PARA IMPEDIR ABUSOS E USO POLÍTICO, MORAES LIMITOU AÇÃO DO COAF NA EMISSÃO DE RELATÓRIOS
Órgão de inteligência financeira vinculado ao BC tem sido usado para fornecer dados de autoridades, políticos e pessoas públicas que passam a ser alvos de uma espécie de “nova Lava Jato”

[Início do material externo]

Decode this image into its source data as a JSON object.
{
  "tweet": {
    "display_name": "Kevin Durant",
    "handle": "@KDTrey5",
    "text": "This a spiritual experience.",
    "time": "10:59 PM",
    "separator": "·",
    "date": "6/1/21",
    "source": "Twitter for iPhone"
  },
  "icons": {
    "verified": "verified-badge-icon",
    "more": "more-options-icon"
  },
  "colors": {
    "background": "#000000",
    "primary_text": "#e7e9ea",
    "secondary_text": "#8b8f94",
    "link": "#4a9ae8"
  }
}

Em uma decisão que atinge o coração da estrutura de investigação financeira no Brasil, o ministro Alexandre de Moraes, do Supremo Tribunal Federal (STF), impôs nesta sexta-feira (27) rédeas curtas ao compartilhamento de dados pelo Coaf (Conselho de Controle de Atividades Financeiras). A medida visa estancar o que o ministro classificou como uma “epidemia” de abusos, onde o órgão estaria sendo instrumentalizado para perseguições políticas e “devassas genéricas” contra figuras públicas.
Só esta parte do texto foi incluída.